A report from the Ontario Drug Policy Research Network (ODPRN) found a 60 per cent increase in the number of opioid-related deaths in 2020 — 2,426 — from the year before, and a 79 per cent increase in monthly deaths in 2020 alone.
“It doesn’t get anywhere near enough attention,” Tory said, adding that he personally knows two families that have lost someone to an overdose.
He said it’s “just not acceptable” to be losing this many people to a public health crisis.
“Make no mistake, it is a health and a health-care issue,” he continued. “There is no moral issue here. This is not a moral issue. It is about people who have a health problem with dependency and who need the same support that we would give to anyone else with a health problem.”
Tory questioned what the public debate would look like if people with heart conditions were told there were no treatment programs available, as those with addictions often are.
While he called out the province for its lack of action, he praised the federal government for helping fund the city’s safer supply clinics and Toronto Public Health for its harm reduction work
“Much of this should properly be done by our health-care system, and I look forward to the province showing increased initiative in this regard,” he said.
Tory’s strong words are a reminder that calls for stronger action are not just coming from front-line harm reduction advocates anymore. As deaths continue to spiral, the crisis is increasingly seen as an issue not confined to certain populations living on the streets. Mainstream politicians, police chiefs and industry stakeholders are begging for creative solutions to a crisis that shows no signs of slowing down.
The ODPRN report found that 30 per cent of deaths among employed people came from the construction industry — a physically taxing job where workers are often prescribed opioid painkillers.
“When people lose their prescription that was at a safe and known dose, but they don’t lose their tolerance, and they don’t lose their dependence, they’ll often turn to the street market,” said Dr. Andrea Sereda, a physician with the London InterCommunity Health Centre, in a video produced by the Ontario Construction Consortium (OCC).
The video is part of a public awareness campaign produced by the OCC called The Other Pandemic.
“This situation is alarming,” OCC Phil Gillies said in a release. “Construction workers are dying from drug overdoses, a crisis largely driven by the widespread street distribution of the highly-addictive opioid fentanyl.”

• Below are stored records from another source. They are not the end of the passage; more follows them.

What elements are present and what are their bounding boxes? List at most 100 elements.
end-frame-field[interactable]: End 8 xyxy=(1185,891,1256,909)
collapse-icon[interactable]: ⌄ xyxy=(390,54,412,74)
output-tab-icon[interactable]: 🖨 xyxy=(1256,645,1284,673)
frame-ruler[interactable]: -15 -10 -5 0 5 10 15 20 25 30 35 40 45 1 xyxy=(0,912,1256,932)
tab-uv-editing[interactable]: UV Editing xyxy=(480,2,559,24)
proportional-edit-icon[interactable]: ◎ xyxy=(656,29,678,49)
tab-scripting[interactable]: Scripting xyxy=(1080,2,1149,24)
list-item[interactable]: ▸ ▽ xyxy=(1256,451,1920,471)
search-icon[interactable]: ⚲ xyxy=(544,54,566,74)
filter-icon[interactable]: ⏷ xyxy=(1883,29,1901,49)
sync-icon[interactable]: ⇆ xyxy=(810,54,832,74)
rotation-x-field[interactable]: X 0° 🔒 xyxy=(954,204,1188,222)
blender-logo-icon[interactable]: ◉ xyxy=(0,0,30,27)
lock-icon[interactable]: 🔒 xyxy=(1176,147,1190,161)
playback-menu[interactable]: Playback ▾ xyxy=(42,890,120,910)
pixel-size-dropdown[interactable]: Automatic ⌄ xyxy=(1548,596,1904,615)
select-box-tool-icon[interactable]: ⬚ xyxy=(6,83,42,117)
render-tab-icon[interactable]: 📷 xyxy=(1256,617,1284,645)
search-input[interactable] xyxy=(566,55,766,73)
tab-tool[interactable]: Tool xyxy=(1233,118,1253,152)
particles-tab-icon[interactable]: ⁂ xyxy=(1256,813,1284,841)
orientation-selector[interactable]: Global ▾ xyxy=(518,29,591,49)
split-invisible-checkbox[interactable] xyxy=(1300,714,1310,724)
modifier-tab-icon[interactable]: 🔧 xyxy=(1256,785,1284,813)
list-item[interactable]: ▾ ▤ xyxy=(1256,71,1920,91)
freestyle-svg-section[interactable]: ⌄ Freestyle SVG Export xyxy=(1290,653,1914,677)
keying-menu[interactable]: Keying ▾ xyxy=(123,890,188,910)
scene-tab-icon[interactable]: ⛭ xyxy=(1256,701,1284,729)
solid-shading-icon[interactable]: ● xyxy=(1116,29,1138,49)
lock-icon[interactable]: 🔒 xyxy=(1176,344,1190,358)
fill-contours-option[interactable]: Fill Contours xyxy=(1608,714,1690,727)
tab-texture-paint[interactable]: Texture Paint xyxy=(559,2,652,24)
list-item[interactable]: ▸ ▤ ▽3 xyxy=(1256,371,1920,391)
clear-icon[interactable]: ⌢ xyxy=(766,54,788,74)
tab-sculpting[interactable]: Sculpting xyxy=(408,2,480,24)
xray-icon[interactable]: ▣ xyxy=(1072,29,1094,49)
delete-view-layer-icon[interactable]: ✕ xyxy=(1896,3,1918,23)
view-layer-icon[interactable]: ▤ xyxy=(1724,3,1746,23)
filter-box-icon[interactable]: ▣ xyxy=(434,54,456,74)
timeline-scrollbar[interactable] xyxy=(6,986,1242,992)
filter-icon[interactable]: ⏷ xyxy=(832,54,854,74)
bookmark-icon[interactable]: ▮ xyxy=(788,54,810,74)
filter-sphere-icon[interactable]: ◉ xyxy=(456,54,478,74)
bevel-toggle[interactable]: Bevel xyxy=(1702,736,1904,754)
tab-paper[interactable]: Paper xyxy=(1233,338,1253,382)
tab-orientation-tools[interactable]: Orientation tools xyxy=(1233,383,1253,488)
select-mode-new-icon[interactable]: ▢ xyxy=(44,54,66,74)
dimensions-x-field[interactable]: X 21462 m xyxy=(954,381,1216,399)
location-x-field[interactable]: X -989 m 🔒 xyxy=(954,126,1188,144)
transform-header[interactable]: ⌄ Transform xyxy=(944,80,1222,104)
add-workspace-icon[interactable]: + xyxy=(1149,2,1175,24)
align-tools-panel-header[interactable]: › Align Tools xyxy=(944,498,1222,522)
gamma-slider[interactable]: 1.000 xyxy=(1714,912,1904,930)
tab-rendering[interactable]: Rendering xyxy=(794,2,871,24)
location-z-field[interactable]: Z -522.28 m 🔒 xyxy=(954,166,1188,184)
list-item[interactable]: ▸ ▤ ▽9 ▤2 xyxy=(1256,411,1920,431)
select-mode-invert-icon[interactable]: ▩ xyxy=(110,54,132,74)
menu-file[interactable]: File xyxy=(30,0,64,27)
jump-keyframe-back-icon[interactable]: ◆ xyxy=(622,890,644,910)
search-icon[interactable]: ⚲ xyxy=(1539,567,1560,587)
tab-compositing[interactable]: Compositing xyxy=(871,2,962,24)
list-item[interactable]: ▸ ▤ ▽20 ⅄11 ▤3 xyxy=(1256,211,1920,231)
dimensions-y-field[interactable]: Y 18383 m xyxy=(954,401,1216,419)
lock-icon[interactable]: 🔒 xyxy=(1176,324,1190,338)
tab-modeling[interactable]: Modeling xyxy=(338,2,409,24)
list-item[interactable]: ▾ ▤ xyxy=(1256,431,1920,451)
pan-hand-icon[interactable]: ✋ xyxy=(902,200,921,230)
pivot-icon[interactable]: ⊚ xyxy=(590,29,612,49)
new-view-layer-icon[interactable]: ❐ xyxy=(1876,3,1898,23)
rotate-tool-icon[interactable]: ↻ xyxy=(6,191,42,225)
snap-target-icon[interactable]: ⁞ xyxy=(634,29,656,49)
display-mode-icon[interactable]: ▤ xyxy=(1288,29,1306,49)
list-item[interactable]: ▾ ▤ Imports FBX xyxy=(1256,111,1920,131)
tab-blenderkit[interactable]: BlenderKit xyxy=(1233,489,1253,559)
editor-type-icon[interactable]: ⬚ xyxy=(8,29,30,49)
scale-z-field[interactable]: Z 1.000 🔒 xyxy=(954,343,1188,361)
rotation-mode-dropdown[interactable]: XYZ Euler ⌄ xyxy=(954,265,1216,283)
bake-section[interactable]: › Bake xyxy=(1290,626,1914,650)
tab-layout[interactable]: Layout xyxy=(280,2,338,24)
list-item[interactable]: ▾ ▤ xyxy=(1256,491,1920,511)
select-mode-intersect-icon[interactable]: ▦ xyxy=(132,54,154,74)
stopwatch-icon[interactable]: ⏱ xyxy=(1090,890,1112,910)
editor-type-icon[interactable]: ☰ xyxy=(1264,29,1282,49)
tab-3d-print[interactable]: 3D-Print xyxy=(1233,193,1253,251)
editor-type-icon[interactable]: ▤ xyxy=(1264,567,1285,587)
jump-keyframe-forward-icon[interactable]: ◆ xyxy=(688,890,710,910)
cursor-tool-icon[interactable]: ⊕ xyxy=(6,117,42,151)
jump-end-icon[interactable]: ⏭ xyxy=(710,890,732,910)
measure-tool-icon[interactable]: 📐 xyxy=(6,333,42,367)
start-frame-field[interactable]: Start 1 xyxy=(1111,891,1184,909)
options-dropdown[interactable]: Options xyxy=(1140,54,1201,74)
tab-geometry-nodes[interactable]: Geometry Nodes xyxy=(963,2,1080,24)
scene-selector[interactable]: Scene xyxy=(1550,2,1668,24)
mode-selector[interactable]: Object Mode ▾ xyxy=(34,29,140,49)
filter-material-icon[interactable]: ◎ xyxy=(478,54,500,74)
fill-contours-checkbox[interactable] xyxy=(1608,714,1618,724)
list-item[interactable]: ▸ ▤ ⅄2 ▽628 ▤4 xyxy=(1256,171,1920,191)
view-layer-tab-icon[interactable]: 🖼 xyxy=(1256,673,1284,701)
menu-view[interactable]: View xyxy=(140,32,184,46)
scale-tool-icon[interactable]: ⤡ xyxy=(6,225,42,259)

“The fentanyl on the street is what is killing people. Perhaps governments should be looking at changing policies with regard to a safe drug supply,” Gillies said in the video, over images of Queen’s Park and Parliament Hill.
The Ministry of Health said it was looking into a safer supply program in February, but there has been no update yet.

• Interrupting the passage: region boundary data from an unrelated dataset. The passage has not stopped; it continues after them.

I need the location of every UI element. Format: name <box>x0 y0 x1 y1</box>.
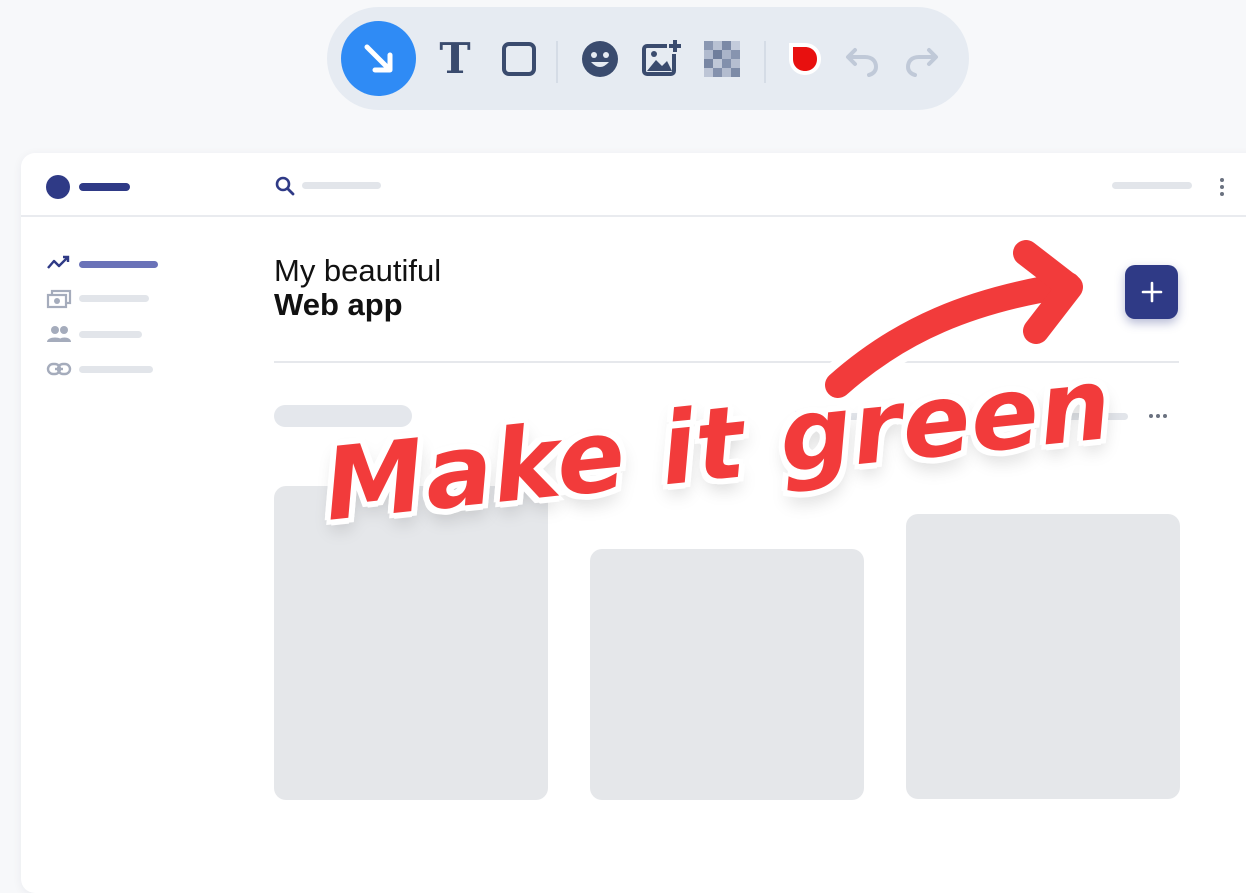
search-input-placeholder[interactable] <box>302 182 381 189</box>
rectangle-icon <box>502 42 536 76</box>
people-icon <box>47 326 71 342</box>
text-icon: T <box>439 34 471 83</box>
toolbar-divider <box>556 41 558 83</box>
text-tool-button[interactable]: T <box>433 37 477 81</box>
pixelate-tool-button[interactable] <box>702 39 742 79</box>
redo-icon <box>905 48 938 77</box>
app-window: My beautiful Web app + <box>21 153 1246 893</box>
content-card <box>906 514 1180 799</box>
cash-icon <box>46 289 72 309</box>
emoji-tool-button[interactable] <box>578 37 622 81</box>
annotation-toolbar: T <box>327 7 969 110</box>
color-picker-icon <box>789 43 821 75</box>
sidebar-item-label <box>79 261 158 268</box>
sidebar-item-label <box>79 331 142 338</box>
logo-text-placeholder <box>79 183 130 191</box>
redo-button[interactable] <box>902 39 942 79</box>
rectangle-tool-button[interactable] <box>497 37 541 81</box>
add-image-icon <box>642 38 683 76</box>
add-button[interactable]: + <box>1125 265 1178 319</box>
arrow-icon <box>364 44 392 72</box>
emoji-icon <box>582 41 618 77</box>
sidebar-item-label <box>79 366 153 373</box>
undo-button[interactable] <box>842 39 882 79</box>
user-name-placeholder <box>1112 182 1192 189</box>
app-topbar <box>21 153 1246 217</box>
analytics-icon <box>47 255 70 269</box>
toolbar-divider <box>764 41 766 83</box>
search-icon[interactable] <box>274 175 296 197</box>
color-picker-button[interactable] <box>785 39 825 79</box>
plus-icon <box>1141 281 1162 303</box>
page-title-light: My beautiful <box>274 253 442 288</box>
undo-icon <box>846 48 879 77</box>
content-card <box>590 549 864 800</box>
pixelate-icon <box>704 41 740 77</box>
logo <box>46 175 70 199</box>
more-vertical-icon[interactable] <box>1215 175 1229 199</box>
arrow-tool-button[interactable] <box>341 21 416 96</box>
page-title-bold: Web app <box>274 287 403 322</box>
sidebar-item-label <box>79 295 149 302</box>
more-horizontal-icon[interactable] <box>1147 410 1169 422</box>
link-icon <box>46 362 72 376</box>
add-image-tool-button[interactable] <box>640 37 684 81</box>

Health Minister Christine Elliott’s office did not respond to a request for comment.
B.C.’s safer supply program allows people who use drugs to access heroin prescribed through clinics, as opposed to street drugs, which often contain toxic additives like fentanyl in unknown quantities.

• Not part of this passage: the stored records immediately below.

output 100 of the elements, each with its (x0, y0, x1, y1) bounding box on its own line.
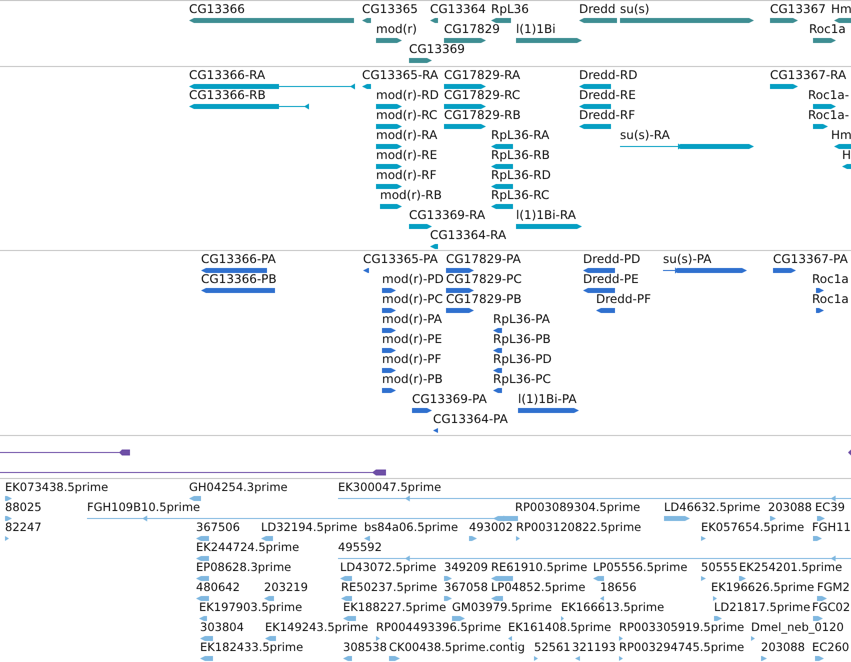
feature-label: 203088 (761, 640, 805, 654)
feature-label: Dredd-RE (579, 88, 636, 102)
feature-label: EK166613.5prime (561, 600, 664, 614)
feature-label: RP003294745.5prime (619, 640, 744, 654)
feature-label: su(s)-RA (620, 128, 670, 142)
feature-label: LP05556.5prime (593, 560, 688, 574)
feature-label: l(1)1Bi-RA (516, 208, 576, 222)
feature-label: mod(r)-RF (376, 168, 437, 182)
feature-label: RpL36-RC (491, 188, 550, 202)
feature-label: CG13365 (362, 2, 418, 16)
feature-label: CG13364-PA (433, 412, 508, 426)
feature-label: RE61910.5prime (491, 560, 588, 574)
feature-label: mod(r)-RB (380, 188, 442, 202)
feature-label: Roc1a (812, 292, 849, 306)
feature-label: bs84a06.5prime (364, 520, 458, 534)
feature-label: EK149243.5prime (265, 620, 368, 634)
feature-label: mod(r)-PC (382, 292, 443, 306)
feature-label: CG13366-RB (189, 88, 266, 102)
feature-label: su(s) (620, 2, 650, 16)
feature-label: GM03979.5prime (452, 600, 552, 614)
feature-label: EK300047.5prime (338, 480, 442, 494)
feature-label: EK197903.5prime (199, 600, 302, 614)
feature-label: Roc1a- (808, 108, 850, 122)
feature-label: Dredd-RF (579, 108, 636, 122)
feature-label: Roc1a- (808, 88, 850, 102)
feature-label: Hm (831, 128, 851, 142)
feature-label: CG17829 (444, 22, 500, 36)
feature-label: mod(r)-PB (382, 372, 443, 386)
feature-label: LD43072.5prime (340, 560, 436, 574)
alignment-line (848, 449, 851, 456)
feature-label: 203219 (264, 580, 308, 594)
feature-label: GH04254.3prime (189, 480, 288, 494)
feature-label: EP08628.3prime (196, 560, 292, 574)
feature-label: su(s)-PA (663, 252, 712, 266)
feature-label: 495592 (338, 540, 382, 554)
feature-label: FGH11 (812, 520, 851, 534)
feature-label: 493002 (469, 520, 513, 534)
feature-label: FGC02 (812, 600, 850, 614)
feature-label: RP003305919.5prime (619, 620, 744, 634)
feature-label: 480642 (196, 580, 240, 594)
feature-label: EC39 (815, 500, 845, 514)
feature-label: RpL36-RD (491, 168, 551, 182)
feature-label: Dredd (579, 2, 616, 16)
feature-label: RpL36-PC (493, 372, 551, 386)
feature-label: CG13366 (189, 2, 245, 16)
feature-label: mod(r)-PE (382, 332, 442, 346)
feature-label: 367506 (196, 520, 240, 534)
feature-label: 88025 (5, 500, 42, 514)
feature-label: mod(r)-RE (376, 148, 438, 162)
feature-label: H (842, 148, 851, 162)
feature-label: CG13367-RA (770, 68, 846, 82)
feature-label: RE50237.5prime (341, 580, 438, 594)
feature-label: RpL36-RA (491, 128, 550, 142)
feature-label: 308538 (343, 640, 387, 654)
feature-label: RpL36 (491, 2, 529, 16)
feature-label: Dmel_neb_0120 (751, 620, 844, 634)
feature-label: mod(r)-RA (376, 128, 438, 142)
feature-label: CG17829-RC (444, 88, 520, 102)
feature-label: 203088 (768, 500, 812, 514)
feature-label: CG17829-PA (446, 252, 521, 266)
feature-label: RpL36-PB (493, 332, 551, 346)
feature-label: RpL36-RB (491, 148, 550, 162)
feature-label: mod(r) (376, 22, 417, 36)
feature-label: 82247 (5, 520, 42, 534)
feature-label: 18656 (600, 580, 637, 594)
feature-label: Dredd-RD (579, 68, 638, 82)
feature-label: EK196626.5prime (711, 580, 814, 594)
feature-label: EK161408.5prime (508, 620, 612, 634)
feature-label: 50555 (701, 560, 738, 574)
feature-label: FGH109B10.5prime (87, 500, 200, 514)
feature-label: Roc1a (809, 22, 846, 36)
feature-label: CG17829-PB (446, 292, 522, 306)
feature-label: CK00438.5prime.contig (389, 640, 525, 654)
feature-label: Hm (831, 2, 851, 16)
feature-label: Dredd-PD (583, 252, 640, 266)
feature-label: LD21817.5prime (714, 600, 810, 614)
feature-label: CG13365-RA (362, 68, 438, 82)
feature-label: CG17829-RA (444, 68, 520, 82)
feature-label: EK244724.5prime (196, 540, 300, 554)
feature-label: EK057654.5prime (701, 520, 804, 534)
feature-label: mod(r)-PF (382, 352, 442, 366)
feature-label: 303804 (200, 620, 244, 634)
feature-label: CG13365-PA (363, 252, 438, 266)
feature-label: EK073438.5prime (5, 480, 108, 494)
feature-label: RP004493396.5prime (376, 620, 502, 634)
feature-label: Dredd-PF (596, 292, 651, 306)
feature-label: 321193 (572, 640, 616, 654)
feature-label: CG13364 (430, 2, 486, 16)
feature-label: 367058 (444, 580, 488, 594)
feature-label: CG13364-RA (430, 228, 506, 242)
feature-label: mod(r)-PA (382, 312, 442, 326)
feature-label: CG13367-PA (773, 252, 848, 266)
feature-label: l(1)1Bi (516, 22, 556, 36)
feature-label: RpL36-PA (493, 312, 550, 326)
feature-label: LP04852.5prime (491, 580, 586, 594)
feature-label: EK254201.5prime (739, 560, 842, 574)
feature-label: CG13369 (409, 42, 465, 56)
feature-label: CG13366-RA (189, 68, 266, 82)
feature-label: CG13366-PB (201, 272, 277, 286)
feature-label: LD32194.5prime (261, 520, 358, 534)
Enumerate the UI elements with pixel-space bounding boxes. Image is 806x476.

The OCC campaign urges construction workers to protect themselves from overdoses by never using alone, calls on unions and contractors to increase training and education, and asks governments to increase addiction treatment and counselling services.
The group said its campaign will include an advertorial in the National Post and Toronto Sun, as well as several videos and a radio commercial.
The NDP is also calling for action.
The deaths noted in the ODPRN report “could have been prevented if harm reduction services and addiction treatment beds were available and easily accessible in our province. Sadly, these critical services are few and far between due to this government’s continued inaction,” mental health and addictions critic Monique Taylor said after the report came out this month.
“Ford must stop ignoring this public health crisis and act immediately to prevent deaths. At the very minimum, he must reconvene the Opioid Emergency Task Force. Ignoring this crisis won’t make it go away, and will only lead to more pain and suffering for Ontario families.”